Scrive il giudice: «Cristiana ci ha detto che sua madre aveva un’ossessione. Lei e Camilla dovevano sposare dei principi. Cristiana l’ha fatto nel 1997, sotto pressione della mamma. Un matrimonio infelice, durato solo quattro mesi. Un anno dopo Camilla si è sposata con Carlo di Borbone. Aveva un titolo, ma era privo di risorse indipendenti». La Royal Court di Jersey, l’undici settembre scorso, ha dato ragione a Cristiana, ordinando alla madre e alla sorella di restituirle quella fetta del tesoro di famiglia. Non a lei personalmente, ma a una cassaforte anonima di famiglia: il Grand Trust, una fiduciaria fondata alle Bahamas e spostata a Jersey. Nel 2010 Edoarda e Camilla l’hanno svuotata, con un atto ora dichiarato illegittimo, a vantaggio di un altro trust segreto tutto loro.
La sentenza conferma, inoltre, che
Camillo Crociani e le sue eredi hanno accumulato quadri preziosissimi: per il giudice «valgono 445 milioni di dollari». La sentenza trascrive la testimonianza di Cristiana su una spartizione: «Mia madre era stesa sul letto, con una lista. Diceva: «Gli Chagall comprati da vostro padre: uno a te, l’altro a Camilla. Giacomo Balla. Léger: a Cristiana. Van Gogh, Gauguin, Cézanne, Renoir: a Camilla...». Da un atto riservato all’altro, i Paradise Papers svelano tutta l’ubriacante catena di controllo della Vitrociset: sopra la controllante italiana (Ciset), c’è una società olandese (Croci International Bv), che fa capo a una offshore delle Antille (Croci Holding Bv di Curaçao), a sua volta posseduta da una holding lussemburghese (Allimac Management Sarl, con il nome rovesciato di Camilla), che dipende da un’altra entità delle Antille (International Future Ventures & Investments Nv). Quest’ultima offshore, che è in cima a tutto il gruppo, è totalmente anonima: nei registri di Curaçao non ci sono i nomi dei proprietari. Il padrone di tutto l’impero è l’ignoto titolare dell’unica azione della offshore. Valore nominale: un dollaro. Lo studio Appleby, allarmato, ha inserito Edoarda Crociani tra i clienti a rischio di riciclaggio: «Non vuole usare email e telefono, chiede di non far conoscere la provenienza dei fondi».

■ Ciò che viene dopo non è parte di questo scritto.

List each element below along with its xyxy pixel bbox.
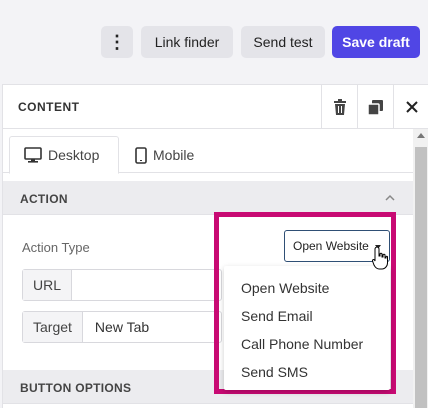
target-value[interactable]: New Tab — [83, 312, 161, 342]
tab-desktop[interactable]: Desktop — [9, 136, 119, 174]
url-input[interactable] — [72, 270, 96, 300]
send-test-button[interactable]: Send test — [241, 26, 325, 58]
menu-item-open-website[interactable]: Open Website — [224, 274, 390, 302]
copy-icon[interactable] — [357, 85, 393, 129]
device-tabs: Desktop Mobile — [3, 129, 413, 174]
tab-mobile[interactable]: Mobile — [131, 136, 194, 174]
tab-desktop-label: Desktop — [48, 147, 100, 163]
save-draft-button[interactable]: Save draft — [332, 26, 420, 58]
top-toolbar: ⋮ Link finder Send test Save draft — [0, 0, 428, 84]
menu-item-send-email[interactable]: Send Email — [224, 302, 390, 330]
action-section-header[interactable]: ACTION — [3, 181, 413, 215]
hand-cursor-icon — [372, 246, 388, 270]
panel-header: CONTENT — [3, 85, 428, 129]
panel-title: CONTENT — [18, 100, 80, 114]
more-options-button[interactable]: ⋮ — [101, 26, 133, 58]
menu-item-call-phone[interactable]: Call Phone Number — [224, 330, 390, 358]
desktop-icon — [24, 147, 42, 163]
panel-scrollbar[interactable] — [413, 129, 428, 408]
mobile-icon — [135, 146, 147, 164]
action-type-menu: Open Website Send Email Call Phone Numbe… — [224, 266, 390, 390]
tab-mobile-label: Mobile — [153, 147, 195, 163]
action-section-title: ACTION — [20, 192, 68, 206]
scroll-thumb[interactable] — [415, 147, 427, 408]
url-label: URL — [23, 270, 73, 300]
button-options-title: BUTTON OPTIONS — [20, 381, 132, 395]
target-label: Target — [23, 312, 83, 342]
scroll-up-icon[interactable] — [417, 133, 425, 138]
chevron-up-icon[interactable] — [385, 193, 395, 203]
url-field[interactable]: URL — [22, 269, 222, 301]
action-type-label: Action Type — [22, 240, 90, 255]
menu-item-send-sms[interactable]: Send SMS — [224, 358, 390, 386]
target-field[interactable]: Target New Tab — [22, 311, 222, 343]
close-icon[interactable] — [393, 85, 428, 129]
action-type-selected: Open Website — [293, 239, 369, 253]
trash-icon[interactable] — [321, 85, 357, 129]
link-finder-button[interactable]: Link finder — [141, 26, 233, 58]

Alle domande inviate da L’Espresso e Report, Edoarda Crociani ha risposto, tramite l’avvocato Francesco Gianni, che l’importante è «conoscere il titolare effettivo, e non le società costituite da questi per controllare» Vitrociset. E «in un’ottica di massima trasparenza» aggiunge che la società italiana «è indirettamente controllata dalla famiglia Crociani». I Paradise Papers documentano però che, dal 2011, non è più la madre, ma Camilla con la sua Allimac ad averne il controllo, acquisito versando 44,9 milioni alle società estere di Edoarda. E la sentenza inglese aggiunge che da allora c’è «verosimilmente anche un altro investitore», rimasto misterioso. Ricontattato, l’avvocato Gianni conferma oggi a capo del gruppo c’è Camilla. E assicura che gli altri investitori, al plurale, sarebbero persone di fiducia che le hanno prestato i soldi.

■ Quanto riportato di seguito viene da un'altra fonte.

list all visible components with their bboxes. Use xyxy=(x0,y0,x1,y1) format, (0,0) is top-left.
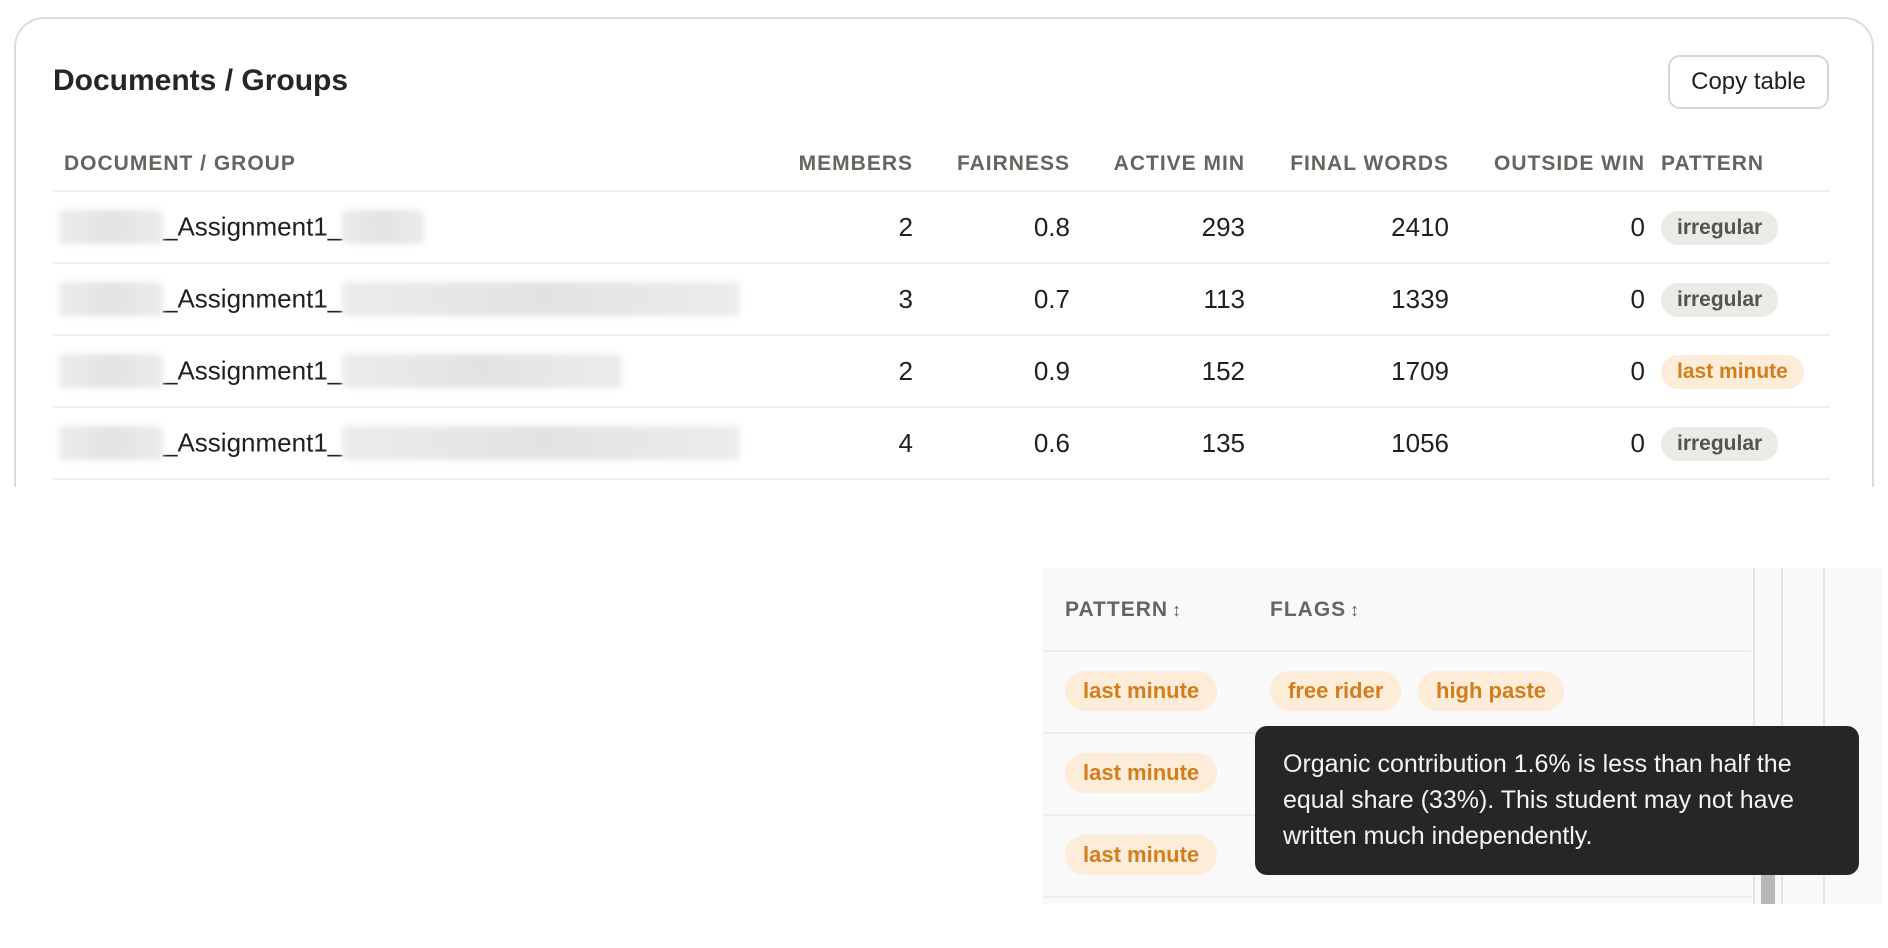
flag-badge-free-rider[interactable]: free rider xyxy=(1270,671,1402,711)
redacted-prefix xyxy=(59,354,163,389)
final-words-cell: 1056 xyxy=(1245,407,1449,480)
panel-header-row: PATTERN ↕ FLAGS ↕ xyxy=(1043,568,1751,652)
col-members-header[interactable]: MEMBERS xyxy=(753,138,913,192)
active-min-cell: 152 xyxy=(1070,335,1245,408)
document-name-cell[interactable]: _Assignment1_ xyxy=(53,335,753,408)
pattern-badge: last minute xyxy=(1065,671,1218,711)
card-title: Documents / Groups xyxy=(53,64,349,97)
redacted-prefix xyxy=(59,210,163,245)
document-name: _Assignment1_ xyxy=(163,283,343,314)
flag-badge-high-paste[interactable]: high paste xyxy=(1418,671,1565,711)
table-row[interactable]: _Assignment1_ 3 0.7 113 1339 0 irregular xyxy=(53,263,1830,336)
pattern-badge: irregular xyxy=(1661,282,1779,317)
members-cell: 3 xyxy=(753,263,913,336)
col-pattern-header[interactable]: PATTERN xyxy=(1645,138,1830,192)
active-min-cell: 113 xyxy=(1070,263,1245,336)
active-min-cell: 135 xyxy=(1070,407,1245,480)
fairness-cell: 0.8 xyxy=(913,191,1070,264)
outside-win-cell: 0 xyxy=(1449,335,1645,408)
fairness-cell: 0.9 xyxy=(913,335,1070,408)
redacted-suffix xyxy=(342,426,741,461)
members-cell: 4 xyxy=(753,407,913,480)
flag-explanation-tooltip: Organic contribution 1.6% is less than h… xyxy=(1255,726,1859,875)
col-active-header[interactable]: ACTIVE MIN xyxy=(1070,138,1245,192)
pattern-badge: last minute xyxy=(1065,835,1218,875)
redacted-prefix xyxy=(59,426,163,461)
redacted-suffix xyxy=(342,354,623,389)
table-row[interactable]: last minute free rider high paste xyxy=(1043,652,1751,734)
document-name-cell[interactable]: _Assignment1_ xyxy=(53,191,753,264)
final-words-cell: 1709 xyxy=(1245,335,1449,408)
redacted-suffix xyxy=(342,282,741,317)
col-flags-sort-header[interactable]: FLAGS ↕ xyxy=(1270,598,1360,622)
col-document-header[interactable]: DOCUMENT / GROUP xyxy=(53,138,753,192)
redacted-prefix xyxy=(59,282,163,317)
pattern-cell: last minute xyxy=(1645,335,1830,408)
table-row[interactable]: _Assignment1_ 2 0.9 152 1709 0 last minu… xyxy=(53,335,1830,408)
col-fairness-header[interactable]: FAIRNESS xyxy=(913,138,1070,192)
col-pattern-sort-header[interactable]: PATTERN ↕ xyxy=(1065,598,1182,622)
pattern-badge: last minute xyxy=(1661,354,1804,389)
copy-table-button[interactable]: Copy table xyxy=(1668,55,1829,109)
final-words-cell: 1339 xyxy=(1245,263,1449,336)
document-name: _Assignment1_ xyxy=(163,211,343,242)
pattern-badge: last minute xyxy=(1065,753,1218,793)
document-name: _Assignment1_ xyxy=(163,427,343,458)
final-words-cell: 2410 xyxy=(1245,191,1449,264)
table-header-row: DOCUMENT / GROUP MEMBERS FAIRNESS ACTIVE… xyxy=(53,138,1830,192)
table-row[interactable]: _Assignment1_ 4 0.6 135 1056 0 irregular xyxy=(53,407,1830,480)
pattern-cell: irregular xyxy=(1645,191,1830,264)
pattern-cell: irregular xyxy=(1645,263,1830,336)
col-words-header[interactable]: FINAL WORDS xyxy=(1245,138,1449,192)
redacted-suffix xyxy=(342,210,425,245)
col-outside-header[interactable]: OUTSIDE WIN xyxy=(1449,138,1645,192)
members-cell: 2 xyxy=(753,191,913,264)
pattern-badge: irregular xyxy=(1661,426,1779,461)
fairness-cell: 0.6 xyxy=(913,407,1070,480)
sort-icon: ↕ xyxy=(1350,600,1361,620)
pattern-badge: irregular xyxy=(1661,210,1779,245)
table-row[interactable]: _Assignment1_ 2 0.8 293 2410 0 irregular xyxy=(53,191,1830,264)
document-name-cell[interactable]: _Assignment1_ xyxy=(53,263,753,336)
sort-icon: ↕ xyxy=(1172,600,1183,620)
col-flags-label: FLAGS xyxy=(1270,598,1347,621)
outside-win-cell: 0 xyxy=(1449,191,1645,264)
fairness-cell: 0.7 xyxy=(913,263,1070,336)
outside-win-cell: 0 xyxy=(1449,407,1645,480)
members-cell: 2 xyxy=(753,335,913,408)
document-name-cell[interactable]: _Assignment1_ xyxy=(53,407,753,480)
outside-win-cell: 0 xyxy=(1449,263,1645,336)
active-min-cell: 293 xyxy=(1070,191,1245,264)
groups-table: DOCUMENT / GROUP MEMBERS FAIRNESS ACTIVE… xyxy=(53,138,1830,480)
pattern-cell: irregular xyxy=(1645,407,1830,480)
col-pattern-label: PATTERN xyxy=(1065,598,1169,621)
document-name: _Assignment1_ xyxy=(163,355,343,386)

Ma la famiglia Crociani non fa i nomi.
Conclusione: la Vitrociset appartiene a una offshore dei Caraibi con azionisti anonimi, che potrebbero cederla a chiunque, senza dover dichiarare nulla. Una situazione del tutto legale, nei paradisi fiscali, che però trasforma i super poteri di controllo dello Stato italiano su quella «società strategica» in una solenne presa in giro.